ECARX Holdings Inc. has appointed Lone Fønss Schrøder as Chairperson of its Board of Directors, effective immediately, formally separating the roles of Chairperson and Chief Executive Officer. Ziyu Shen remains Chief Executive Officer and a Director, which the company highlights as a strengthening of its corporate governance framework.
Ms. Schrøder is a Danish executive with decades of leadership experience across automotive, technology, finance, logistics, and industrial sectors. Her background includes serving as Vice Chairperson of Volvo Cars during a major period of electrification and software transformation, and board roles at Ingka Holding B.V. (IKEA Group), Ikano Bank, GSHAB, companies within the Aker Group, and Geely Sweden Holdings.
The company notes that her expertise in corporate governance, global strategy, electrification, AI, and software-defined vehicles supports ECARX’s international ambitions, including a strategic goal of generating 50% of its revenue from global markets by 2030. ECARX describes itself as a global automotive technology provider with more than 1,400 employees in 13 locations and products in approximately 11 million vehicles worldwide.
ECARX Holdings Inc. announced that its board approved a preliminary plan to pursue the potential acquisition of a minority interest and certain intellectual property assets, particularly relating to FlyMe OS, from its Singapore-based affiliate DreamSmart Technology Pte. Ltd. and related entities.

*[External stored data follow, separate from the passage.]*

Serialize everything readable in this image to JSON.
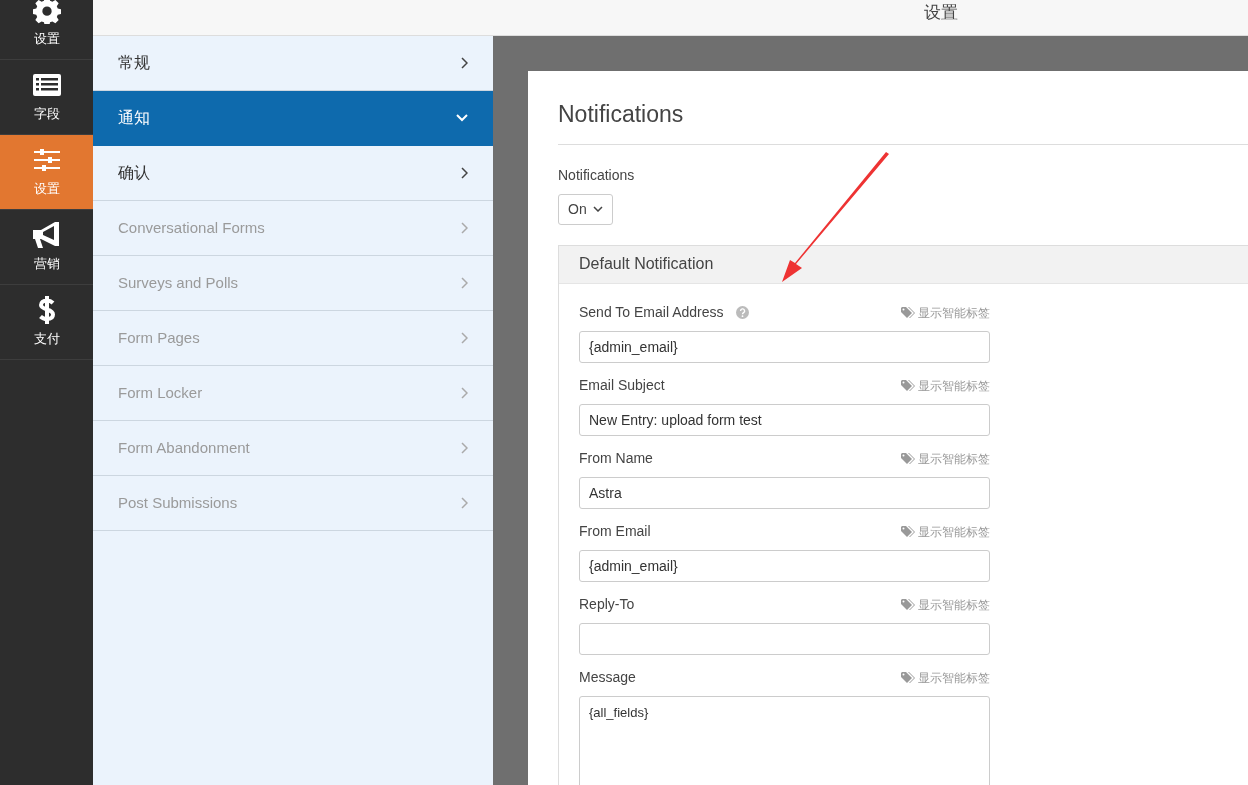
{
  "header": {
    "title": "设置"
  },
  "rail": [
    {
      "label": "设置",
      "kind": "gear",
      "selected": false
    },
    {
      "label": "字段",
      "kind": "list",
      "selected": false
    },
    {
      "label": "设置",
      "kind": "sliders",
      "selected": true
    },
    {
      "label": "营销",
      "kind": "megaphone",
      "selected": false
    },
    {
      "label": "支付",
      "kind": "dollar",
      "selected": false
    }
  ],
  "sections": [
    {
      "label": "常规",
      "selected": false,
      "disabled": false
    },
    {
      "label": "通知",
      "selected": true,
      "disabled": false
    },
    {
      "label": "确认",
      "selected": false,
      "disabled": false
    },
    {
      "label": "Conversational Forms",
      "selected": false,
      "disabled": true
    },
    {
      "label": "Surveys and Polls",
      "selected": false,
      "disabled": true
    },
    {
      "label": "Form Pages",
      "selected": false,
      "disabled": true
    },
    {
      "label": "Form Locker",
      "selected": false,
      "disabled": true
    },
    {
      "label": "Form Abandonment",
      "selected": false,
      "disabled": true
    },
    {
      "label": "Post Submissions",
      "selected": false,
      "disabled": true
    }
  ],
  "panel": {
    "title": "Notifications",
    "toggle_label": "Notifications",
    "toggle_value": "On",
    "notification": {
      "title": "Default Notification",
      "fields": [
        {
          "kind": "input",
          "label": "Send To Email Address",
          "help": true,
          "smart_tags": "显示智能标签",
          "value": "{admin_email}"
        },
        {
          "kind": "input",
          "label": "Email Subject",
          "help": false,
          "smart_tags": "显示智能标签",
          "value": "New Entry: upload form test"
        },
        {
          "kind": "input",
          "label": "From Name",
          "help": false,
          "smart_tags": "显示智能标签",
          "value": "Astra"
        },
        {
          "kind": "input",
          "label": "From Email",
          "help": false,
          "smart_tags": "显示智能标签",
          "value": "{admin_email}"
        },
        {
          "kind": "input",
          "label": "Reply-To",
          "help": false,
          "smart_tags": "显示智能标签"
        },
        {
          "kind": "textarea",
          "label": "Message",
          "help": false,
          "smart_tags": "显示智能标签",
          "value": "{all_fields}"
        }
      ]
    }
  }
}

The total consideration may combine cash with securities of ECARX and/or its subsidiaries, and the company may seek third-party debt financing to fund part of the transaction and costs. The planned acquisition is at an early, exploratory stage, subject to due diligence, negotiations, financing and board approvals, and there is no assurance a binding agreement or closing will occur.